3. Schema Change Detection
Schema drift is one of the most common causes of silent pipeline failures. A robust observability platform tracks schema changes across every data asset and alerts when a column is added, renamed, removed, or has its data type changed — immediately, not when a downstream transformation breaks. This gives the data engineering team the opportunity to assess impact and update affected pipelines before the schema change propagates to business consumers.
4. Lineage-Aware Impact Analysis
When a data quality issue is detected, the first question is: what is downstream of this? Column-level lineage — the ability to trace exactly which transformations, models, and dashboards depend on the affected data asset — turns a quality alert from a flag into an actionable impact assessment. Without lineage, the data engineering team has to manually investigate every potential downstream consumer. With lineage, they know immediately.

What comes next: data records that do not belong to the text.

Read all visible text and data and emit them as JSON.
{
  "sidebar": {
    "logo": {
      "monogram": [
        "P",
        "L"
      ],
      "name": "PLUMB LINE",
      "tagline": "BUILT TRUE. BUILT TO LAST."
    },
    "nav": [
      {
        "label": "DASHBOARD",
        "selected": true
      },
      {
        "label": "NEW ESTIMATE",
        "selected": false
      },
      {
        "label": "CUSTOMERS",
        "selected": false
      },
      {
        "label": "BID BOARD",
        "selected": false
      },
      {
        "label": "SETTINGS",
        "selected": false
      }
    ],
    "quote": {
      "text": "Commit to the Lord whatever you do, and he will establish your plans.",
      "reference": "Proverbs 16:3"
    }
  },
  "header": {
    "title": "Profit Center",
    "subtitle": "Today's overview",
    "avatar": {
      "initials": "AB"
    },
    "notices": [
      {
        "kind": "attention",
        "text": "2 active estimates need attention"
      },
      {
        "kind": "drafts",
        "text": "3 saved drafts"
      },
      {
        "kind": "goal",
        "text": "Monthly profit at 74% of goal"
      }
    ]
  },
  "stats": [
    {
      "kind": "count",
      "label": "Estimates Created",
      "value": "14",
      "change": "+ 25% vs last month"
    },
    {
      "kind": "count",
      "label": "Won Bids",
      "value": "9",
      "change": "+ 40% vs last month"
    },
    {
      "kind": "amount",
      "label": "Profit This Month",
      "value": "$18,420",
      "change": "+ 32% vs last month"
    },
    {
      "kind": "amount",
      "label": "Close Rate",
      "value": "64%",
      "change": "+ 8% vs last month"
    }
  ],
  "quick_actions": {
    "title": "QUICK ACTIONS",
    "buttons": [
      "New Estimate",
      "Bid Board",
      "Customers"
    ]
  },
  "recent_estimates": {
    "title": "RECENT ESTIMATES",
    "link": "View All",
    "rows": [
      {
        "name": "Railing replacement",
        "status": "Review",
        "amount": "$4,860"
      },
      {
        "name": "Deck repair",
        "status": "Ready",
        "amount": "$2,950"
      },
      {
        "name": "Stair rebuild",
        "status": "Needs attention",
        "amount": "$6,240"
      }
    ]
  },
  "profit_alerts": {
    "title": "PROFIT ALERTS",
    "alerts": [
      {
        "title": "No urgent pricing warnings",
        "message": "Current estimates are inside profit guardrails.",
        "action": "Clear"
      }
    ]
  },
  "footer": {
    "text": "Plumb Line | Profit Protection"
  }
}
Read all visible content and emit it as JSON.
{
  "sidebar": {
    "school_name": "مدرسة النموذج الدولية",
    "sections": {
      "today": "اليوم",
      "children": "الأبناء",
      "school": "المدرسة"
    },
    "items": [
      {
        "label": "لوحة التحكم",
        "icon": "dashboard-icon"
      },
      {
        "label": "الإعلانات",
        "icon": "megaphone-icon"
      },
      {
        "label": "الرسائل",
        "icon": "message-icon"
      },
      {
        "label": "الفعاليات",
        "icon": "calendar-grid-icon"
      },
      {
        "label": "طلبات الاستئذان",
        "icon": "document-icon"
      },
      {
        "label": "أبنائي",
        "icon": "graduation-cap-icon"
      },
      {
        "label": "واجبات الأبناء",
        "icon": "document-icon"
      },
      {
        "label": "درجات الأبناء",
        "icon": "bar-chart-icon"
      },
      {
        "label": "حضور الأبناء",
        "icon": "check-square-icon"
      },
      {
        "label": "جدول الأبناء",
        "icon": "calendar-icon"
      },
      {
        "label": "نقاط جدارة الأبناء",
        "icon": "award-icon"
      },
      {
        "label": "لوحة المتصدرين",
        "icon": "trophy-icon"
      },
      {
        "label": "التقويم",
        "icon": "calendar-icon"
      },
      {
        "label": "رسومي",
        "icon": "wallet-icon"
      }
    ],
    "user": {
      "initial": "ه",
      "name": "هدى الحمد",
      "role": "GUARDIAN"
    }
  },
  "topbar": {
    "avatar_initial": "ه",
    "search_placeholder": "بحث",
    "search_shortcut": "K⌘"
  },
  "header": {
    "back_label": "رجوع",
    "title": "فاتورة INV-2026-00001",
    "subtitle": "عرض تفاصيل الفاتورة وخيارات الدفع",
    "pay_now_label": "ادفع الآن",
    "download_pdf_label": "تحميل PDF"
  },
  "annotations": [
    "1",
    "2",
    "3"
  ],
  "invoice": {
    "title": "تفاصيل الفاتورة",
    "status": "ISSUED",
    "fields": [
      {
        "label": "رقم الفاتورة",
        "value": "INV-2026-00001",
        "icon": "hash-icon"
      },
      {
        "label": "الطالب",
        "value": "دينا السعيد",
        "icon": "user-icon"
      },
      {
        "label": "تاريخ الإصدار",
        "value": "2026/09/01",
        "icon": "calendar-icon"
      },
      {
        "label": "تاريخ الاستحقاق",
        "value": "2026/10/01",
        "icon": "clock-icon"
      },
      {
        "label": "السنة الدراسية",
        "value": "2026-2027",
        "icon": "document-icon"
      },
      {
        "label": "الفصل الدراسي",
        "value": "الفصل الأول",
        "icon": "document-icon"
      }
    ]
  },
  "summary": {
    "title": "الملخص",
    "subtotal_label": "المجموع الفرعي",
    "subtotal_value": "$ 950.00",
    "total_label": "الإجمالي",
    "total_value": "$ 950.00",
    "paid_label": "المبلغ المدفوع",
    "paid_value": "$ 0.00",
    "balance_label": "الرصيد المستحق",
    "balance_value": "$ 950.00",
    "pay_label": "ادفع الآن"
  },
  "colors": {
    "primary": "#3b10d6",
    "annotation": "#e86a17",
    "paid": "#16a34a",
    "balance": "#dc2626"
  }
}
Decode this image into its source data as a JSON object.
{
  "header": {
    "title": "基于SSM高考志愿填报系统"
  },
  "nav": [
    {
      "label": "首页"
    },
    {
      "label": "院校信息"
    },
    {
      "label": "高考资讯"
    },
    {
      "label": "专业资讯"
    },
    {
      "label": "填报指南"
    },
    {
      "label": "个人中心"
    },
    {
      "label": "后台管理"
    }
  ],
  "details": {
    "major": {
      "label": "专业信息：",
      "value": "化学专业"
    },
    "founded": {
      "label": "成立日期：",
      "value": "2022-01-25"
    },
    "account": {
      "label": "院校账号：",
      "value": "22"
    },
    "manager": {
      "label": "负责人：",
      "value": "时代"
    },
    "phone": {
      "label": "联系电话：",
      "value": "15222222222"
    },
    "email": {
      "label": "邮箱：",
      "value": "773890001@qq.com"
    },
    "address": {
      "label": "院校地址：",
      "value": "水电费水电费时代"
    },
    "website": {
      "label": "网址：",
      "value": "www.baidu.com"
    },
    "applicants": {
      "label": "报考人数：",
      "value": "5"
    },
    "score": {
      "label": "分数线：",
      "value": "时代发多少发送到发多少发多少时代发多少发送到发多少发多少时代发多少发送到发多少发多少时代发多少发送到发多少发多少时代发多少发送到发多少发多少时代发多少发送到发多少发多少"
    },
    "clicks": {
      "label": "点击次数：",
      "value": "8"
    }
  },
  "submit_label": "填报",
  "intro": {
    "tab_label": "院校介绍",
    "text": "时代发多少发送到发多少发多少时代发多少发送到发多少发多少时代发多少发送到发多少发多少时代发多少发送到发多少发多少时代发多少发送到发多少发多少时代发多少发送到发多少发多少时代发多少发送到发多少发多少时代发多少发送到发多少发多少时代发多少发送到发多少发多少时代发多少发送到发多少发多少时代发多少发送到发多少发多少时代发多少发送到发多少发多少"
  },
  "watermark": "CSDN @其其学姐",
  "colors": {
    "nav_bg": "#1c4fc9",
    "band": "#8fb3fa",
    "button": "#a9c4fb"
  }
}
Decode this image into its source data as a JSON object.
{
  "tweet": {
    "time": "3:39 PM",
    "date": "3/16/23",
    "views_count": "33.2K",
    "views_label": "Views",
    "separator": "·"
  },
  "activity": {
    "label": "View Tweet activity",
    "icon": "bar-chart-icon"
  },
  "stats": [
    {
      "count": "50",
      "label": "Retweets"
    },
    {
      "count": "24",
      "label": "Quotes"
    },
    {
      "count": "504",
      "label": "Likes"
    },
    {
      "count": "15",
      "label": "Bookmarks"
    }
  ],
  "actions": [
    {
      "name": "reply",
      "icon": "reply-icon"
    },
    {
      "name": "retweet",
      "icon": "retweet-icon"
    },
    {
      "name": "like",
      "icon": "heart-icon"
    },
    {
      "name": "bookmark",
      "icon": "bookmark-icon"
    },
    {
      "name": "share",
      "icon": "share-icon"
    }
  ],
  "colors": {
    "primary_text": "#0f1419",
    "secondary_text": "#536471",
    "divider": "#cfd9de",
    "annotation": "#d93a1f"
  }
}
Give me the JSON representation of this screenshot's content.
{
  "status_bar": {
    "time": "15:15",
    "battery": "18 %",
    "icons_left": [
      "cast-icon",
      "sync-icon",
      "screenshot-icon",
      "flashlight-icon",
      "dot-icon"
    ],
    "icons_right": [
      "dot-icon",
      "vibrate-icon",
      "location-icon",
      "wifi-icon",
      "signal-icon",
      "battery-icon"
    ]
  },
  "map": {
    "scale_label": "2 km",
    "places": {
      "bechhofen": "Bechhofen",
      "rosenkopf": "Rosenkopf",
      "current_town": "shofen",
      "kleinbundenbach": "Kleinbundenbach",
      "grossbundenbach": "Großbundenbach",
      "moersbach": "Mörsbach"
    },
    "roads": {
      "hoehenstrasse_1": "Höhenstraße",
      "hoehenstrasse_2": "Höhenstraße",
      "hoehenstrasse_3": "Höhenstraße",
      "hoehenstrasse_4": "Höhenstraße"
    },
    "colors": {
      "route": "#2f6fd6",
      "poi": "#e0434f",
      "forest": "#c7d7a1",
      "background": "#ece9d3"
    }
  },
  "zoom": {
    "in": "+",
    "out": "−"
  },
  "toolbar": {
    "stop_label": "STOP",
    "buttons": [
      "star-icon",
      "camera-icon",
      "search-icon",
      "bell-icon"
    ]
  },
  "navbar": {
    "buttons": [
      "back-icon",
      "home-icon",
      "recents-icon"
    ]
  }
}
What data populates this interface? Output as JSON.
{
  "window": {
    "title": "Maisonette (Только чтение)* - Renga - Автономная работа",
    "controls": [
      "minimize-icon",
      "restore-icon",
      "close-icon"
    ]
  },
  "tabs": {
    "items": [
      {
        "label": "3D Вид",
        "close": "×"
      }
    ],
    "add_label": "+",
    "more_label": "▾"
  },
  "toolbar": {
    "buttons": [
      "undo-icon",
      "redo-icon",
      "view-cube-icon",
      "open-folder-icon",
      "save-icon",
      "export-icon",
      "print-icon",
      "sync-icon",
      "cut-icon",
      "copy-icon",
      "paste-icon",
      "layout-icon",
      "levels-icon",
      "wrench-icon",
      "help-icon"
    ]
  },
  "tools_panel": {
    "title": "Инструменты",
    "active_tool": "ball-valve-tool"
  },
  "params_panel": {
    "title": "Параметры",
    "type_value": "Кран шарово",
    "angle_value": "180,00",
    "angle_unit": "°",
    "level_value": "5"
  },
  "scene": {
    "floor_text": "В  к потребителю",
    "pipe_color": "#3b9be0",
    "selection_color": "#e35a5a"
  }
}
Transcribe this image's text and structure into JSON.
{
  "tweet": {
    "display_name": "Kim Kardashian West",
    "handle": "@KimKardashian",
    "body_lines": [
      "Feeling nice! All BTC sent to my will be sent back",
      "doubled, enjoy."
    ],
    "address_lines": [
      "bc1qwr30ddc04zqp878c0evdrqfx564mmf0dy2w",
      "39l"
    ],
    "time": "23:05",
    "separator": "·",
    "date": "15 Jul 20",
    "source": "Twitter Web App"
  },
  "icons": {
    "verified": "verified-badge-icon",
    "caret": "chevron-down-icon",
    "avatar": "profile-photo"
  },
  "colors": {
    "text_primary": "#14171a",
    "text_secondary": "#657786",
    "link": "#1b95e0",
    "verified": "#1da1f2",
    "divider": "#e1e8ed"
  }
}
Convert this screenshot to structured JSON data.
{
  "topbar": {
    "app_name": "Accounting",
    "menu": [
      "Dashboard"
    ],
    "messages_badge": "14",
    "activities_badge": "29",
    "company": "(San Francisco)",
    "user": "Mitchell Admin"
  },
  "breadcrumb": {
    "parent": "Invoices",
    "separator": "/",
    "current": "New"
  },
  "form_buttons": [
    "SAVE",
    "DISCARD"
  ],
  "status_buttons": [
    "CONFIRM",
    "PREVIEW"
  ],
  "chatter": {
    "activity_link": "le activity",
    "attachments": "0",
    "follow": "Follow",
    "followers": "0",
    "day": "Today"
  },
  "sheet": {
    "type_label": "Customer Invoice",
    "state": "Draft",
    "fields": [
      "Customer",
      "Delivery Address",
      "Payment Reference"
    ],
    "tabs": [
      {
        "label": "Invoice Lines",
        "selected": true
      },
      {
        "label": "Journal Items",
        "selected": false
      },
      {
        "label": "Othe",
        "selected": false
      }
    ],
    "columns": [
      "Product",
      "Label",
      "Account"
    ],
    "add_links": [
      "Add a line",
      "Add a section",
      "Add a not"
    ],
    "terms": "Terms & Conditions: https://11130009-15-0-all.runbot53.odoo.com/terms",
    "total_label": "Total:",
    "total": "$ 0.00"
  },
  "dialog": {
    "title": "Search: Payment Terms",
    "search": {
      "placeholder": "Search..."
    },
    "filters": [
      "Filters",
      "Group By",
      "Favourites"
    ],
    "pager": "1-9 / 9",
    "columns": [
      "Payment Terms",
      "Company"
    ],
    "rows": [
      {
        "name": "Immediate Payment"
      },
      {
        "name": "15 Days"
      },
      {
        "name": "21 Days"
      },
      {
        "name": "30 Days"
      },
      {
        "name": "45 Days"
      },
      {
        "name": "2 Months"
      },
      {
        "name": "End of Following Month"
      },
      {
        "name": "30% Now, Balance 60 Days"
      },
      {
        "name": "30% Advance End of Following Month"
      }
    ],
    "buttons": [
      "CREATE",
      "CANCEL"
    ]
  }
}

The Minimum Viable Observability Stack
- 1Instrument every pipeline with arrival time logging — the simplest freshness check requires only knowing when each asset was last updated, which most orchestration tools (Airflow, Prefect, Dagster) provide natively.
- 2Add row count monitoring to every critical table — a daily comparison of expected versus actual row count, with alerting when the variance exceeds a configurable threshold, catches 60–70% of volume anomalies.
- 3Enable schema change notifications from your data warehouse — Snowflake, BigQuery, and Databricks all have mechanisms to notify on schema changes; route these to the engineering team before they propagate downstream.
- 4Build a downstream impact map — even a spreadsheet that documents which dashboards depend on which tables gives a starting point for impact assessment when a quality issue is detected.
- 5Establish an on-call rotation for data quality alerts — alerts without owners are noise. Rotating responsibility creates accountability and builds institutional knowledge about which alert patterns matter.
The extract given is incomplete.